1. A capsule welding device, characterized in that the capsule welding device comprises an ultrasonic welding head for capsule welding and an ultrasonic welding base;

the ultrasonic welding head comprises a first section, a second section and a third section; the first section is cylindrical and is arranged for connection to a transducer; the second section is positioned between the first section and the third section, the second section is connected with the first section through a first connecting part, and the second section is connected with the third section through a second connecting part; the third section is cylindrical, and a first groove is formed in the end face of the third section; the cross section of the second section is circular, the diameter of the first connecting part is equal to the diameter of the first section, and the diameter of the second connecting part is equal to the diameter of the third section; the cross section diameter of the second section from the first connecting part to the second connecting part is gradually reduced, and the curve forming the curved surface of the second section is formed by two sections of elliptical arcs with unequal long-axis radiuses; the length ratio of the first segment, the second segment and the third segment is 2:1:1;

The surface of the base is provided with a second groove, and when the second groove is in butt joint with the first groove, the second groove and the first groove form a cavity for accommodating a capsule to be welded together;

when the capsule to be welded is placed in the cavity, the outer wall of the capsule to be welded is closely attached to the inner wall of the cavity.

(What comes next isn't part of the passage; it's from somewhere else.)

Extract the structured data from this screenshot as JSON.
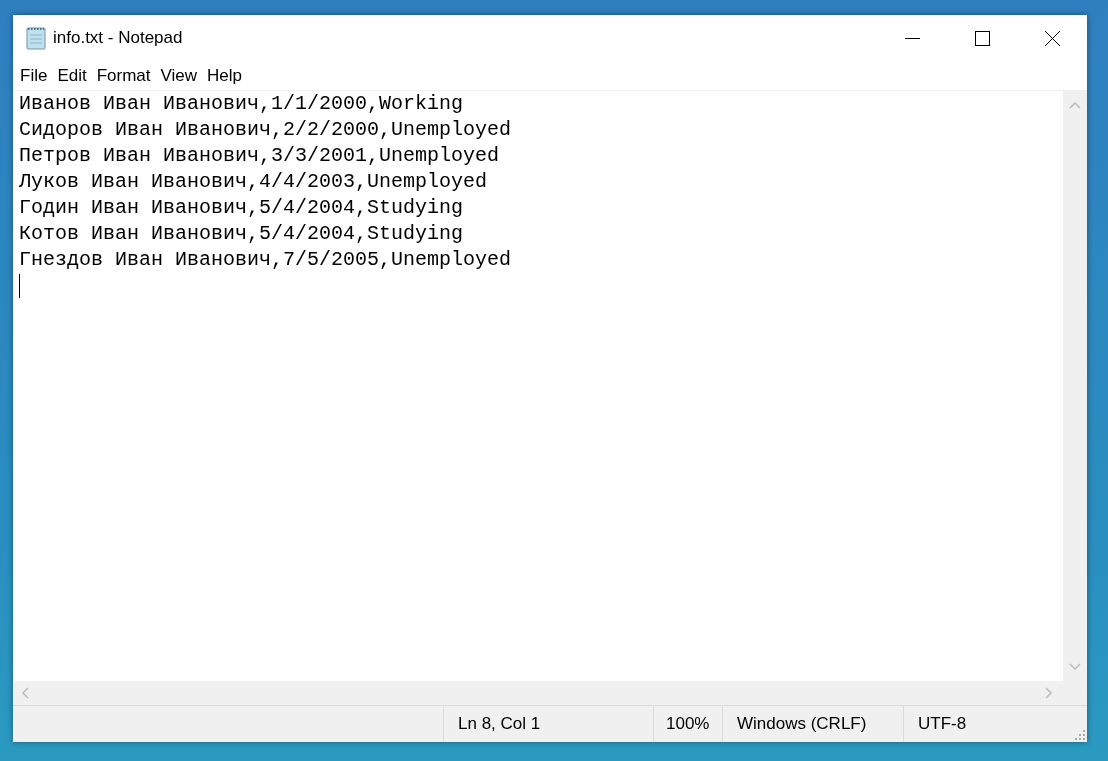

2. The capsule welding apparatus of claim 1, wherein the first groove depth is equal to or greater than one half of a length of the capsule to be welded.

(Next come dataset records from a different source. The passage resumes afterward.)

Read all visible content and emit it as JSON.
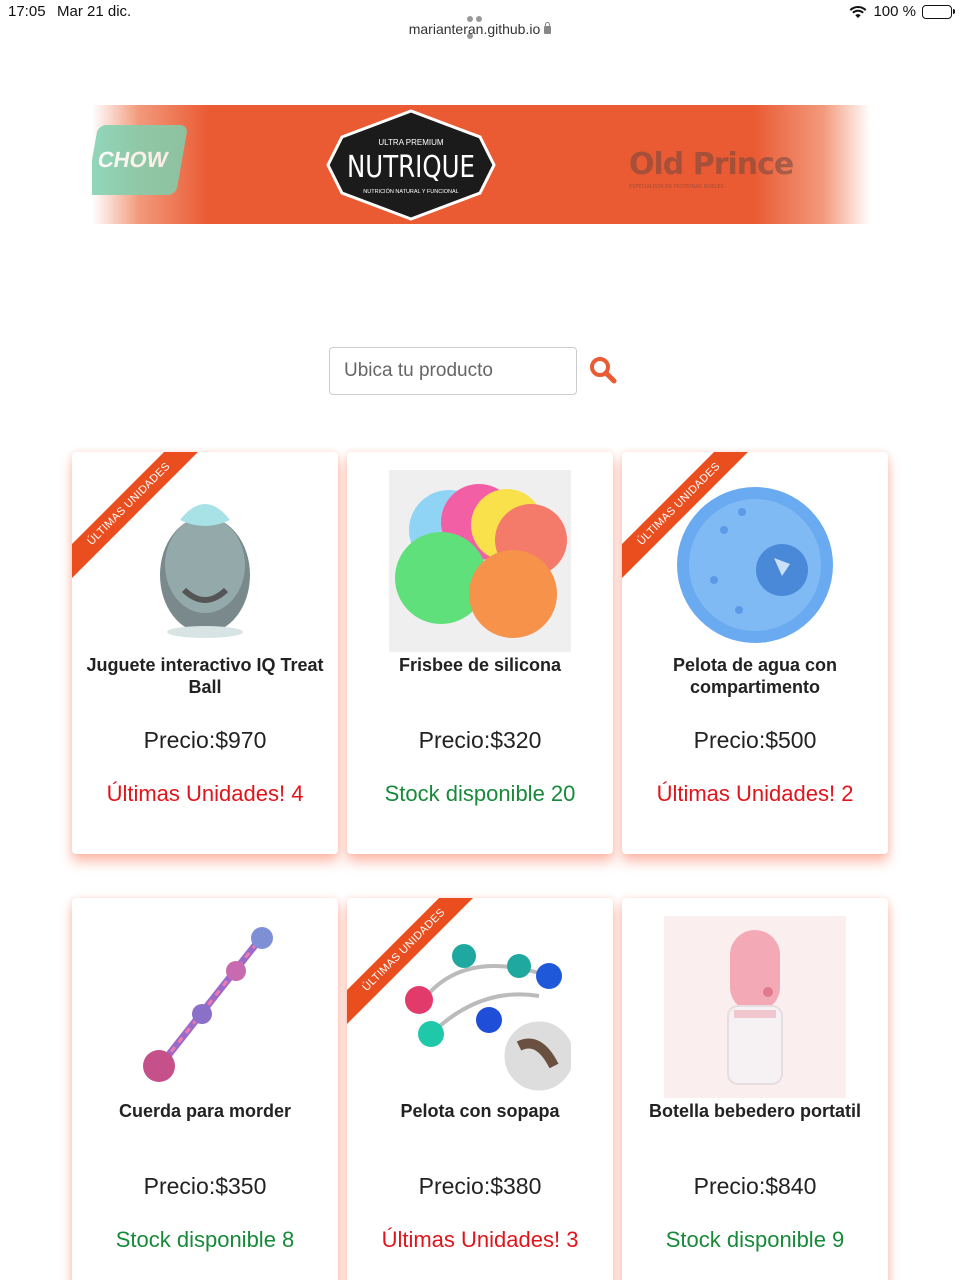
{
  "status_bar": {
    "time": "17:05",
    "date": "Mar 21 dic.",
    "battery": "100 %"
  },
  "browser": {
    "url": "marianteran.github.io"
  },
  "banner": {
    "left_brand": "CHOW",
    "center_brand": "NUTRIQUE",
    "center_top": "ULTRA PREMIUM",
    "center_bottom": "NUTRICIÓN NATURAL Y FUNCIONAL",
    "right_brand": "Old Prince",
    "right_sub": "ESPECIALISTA EN PROTEÍNAS NOBLES"
  },
  "search": {
    "placeholder": "Ubica tu producto"
  },
  "products": [
    {
      "title": "Juguete interactivo IQ Treat Ball",
      "price": "Precio:$970",
      "stock": "Últimas Unidades! 4",
      "stock_status": "low",
      "ribbon": "ÚLTIMAS UNIDADES"
    },
    {
      "title": "Frisbee de silicona",
      "price": "Precio:$320",
      "stock": "Stock disponible 20",
      "stock_status": "ok"
    },
    {
      "title": "Pelota de agua con compartimento",
      "price": "Precio:$500",
      "stock": "Últimas Unidades! 2",
      "stock_status": "low",
      "ribbon": "ÚLTIMAS UNIDADES"
    },
    {
      "title": "Cuerda para morder",
      "price": "Precio:$350",
      "stock": "Stock disponible 8",
      "stock_status": "ok"
    },
    {
      "title": "Pelota con sopapa",
      "price": "Precio:$380",
      "stock": "Últimas Unidades! 3",
      "stock_status": "low",
      "ribbon": "ÚLTIMAS UNIDADES"
    },
    {
      "title": "Botella bebedero portatil",
      "price": "Precio:$840",
      "stock": "Stock disponible 9",
      "stock_status": "ok"
    }
  ],
  "colors": {
    "accent": "#ea5a33",
    "low_stock": "#e0151b",
    "ok_stock": "#178a3a"
  }
}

3. The capsule welding apparatus of claim 1, wherein a diameter of the first segment is greater than a diameter of the third segment.

4. The capsule welding apparatus of claim 1, wherein the capsule is a vibrating capsule.

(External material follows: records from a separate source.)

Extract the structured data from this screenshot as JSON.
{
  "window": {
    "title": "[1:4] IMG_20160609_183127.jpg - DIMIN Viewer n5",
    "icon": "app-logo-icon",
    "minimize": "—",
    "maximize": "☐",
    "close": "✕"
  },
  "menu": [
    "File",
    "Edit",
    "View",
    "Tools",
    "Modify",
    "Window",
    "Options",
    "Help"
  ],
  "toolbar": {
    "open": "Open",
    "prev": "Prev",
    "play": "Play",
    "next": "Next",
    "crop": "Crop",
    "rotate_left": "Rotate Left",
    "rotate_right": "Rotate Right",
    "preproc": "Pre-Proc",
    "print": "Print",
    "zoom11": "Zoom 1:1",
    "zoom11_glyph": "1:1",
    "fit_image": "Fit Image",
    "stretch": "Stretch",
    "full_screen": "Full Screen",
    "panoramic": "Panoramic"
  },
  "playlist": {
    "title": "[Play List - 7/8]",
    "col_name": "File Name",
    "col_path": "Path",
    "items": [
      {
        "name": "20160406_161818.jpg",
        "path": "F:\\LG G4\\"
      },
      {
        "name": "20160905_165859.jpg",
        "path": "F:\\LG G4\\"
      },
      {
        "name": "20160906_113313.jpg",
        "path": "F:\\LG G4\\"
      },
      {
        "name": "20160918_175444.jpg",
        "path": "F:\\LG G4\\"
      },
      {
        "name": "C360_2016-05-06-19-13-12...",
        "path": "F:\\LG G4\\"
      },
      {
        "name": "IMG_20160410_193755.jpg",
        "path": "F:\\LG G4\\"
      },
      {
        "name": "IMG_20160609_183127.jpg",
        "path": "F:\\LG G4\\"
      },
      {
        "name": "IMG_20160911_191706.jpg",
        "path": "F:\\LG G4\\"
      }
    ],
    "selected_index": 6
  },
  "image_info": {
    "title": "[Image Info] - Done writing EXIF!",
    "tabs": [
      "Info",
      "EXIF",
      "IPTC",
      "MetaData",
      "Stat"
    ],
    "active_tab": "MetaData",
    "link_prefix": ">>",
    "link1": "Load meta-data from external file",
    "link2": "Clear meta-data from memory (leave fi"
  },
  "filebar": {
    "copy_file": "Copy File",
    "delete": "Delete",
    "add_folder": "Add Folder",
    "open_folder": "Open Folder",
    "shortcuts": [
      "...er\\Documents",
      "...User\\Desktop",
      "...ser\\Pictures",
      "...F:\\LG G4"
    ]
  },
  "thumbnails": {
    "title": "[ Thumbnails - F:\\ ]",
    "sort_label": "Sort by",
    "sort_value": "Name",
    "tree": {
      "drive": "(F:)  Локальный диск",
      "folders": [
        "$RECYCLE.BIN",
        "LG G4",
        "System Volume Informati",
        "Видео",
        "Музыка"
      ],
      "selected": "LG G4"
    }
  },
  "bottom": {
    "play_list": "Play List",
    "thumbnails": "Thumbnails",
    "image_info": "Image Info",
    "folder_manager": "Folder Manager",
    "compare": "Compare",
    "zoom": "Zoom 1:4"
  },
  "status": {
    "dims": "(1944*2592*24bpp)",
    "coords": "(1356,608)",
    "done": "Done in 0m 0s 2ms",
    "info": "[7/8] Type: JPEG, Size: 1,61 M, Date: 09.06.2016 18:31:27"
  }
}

5. A capsule welding method, characterized in that the method uses the capsule welding apparatus according to any one of claims 1 to 4, and the method comprises the steps of:

(1) Providing a capsule to be welded and placing the capsule into the second groove on the surface of the base;

(2) Moving the ultrasonic welding head downwards to enable the first groove to be in butt joint with the second groove, and then performing ultrasonic welding on the capsule;

(3) After welding is completed, separating the ultrasonic welding head and the base; the welded capsule is then removed.

6. The method of claim 5, wherein in the step (2), the delay time is set to 0.4s to 0.6s during the ultrasonic welding.

7. The method of claim 5, wherein in step (2), the amplitude is set to 95% -100% of the maximum amplitude during ultrasonic welding.

8. The method of claim 5, wherein in the step (2), the dwell time is set to 0.15s to 0.25s during the ultrasonic welding.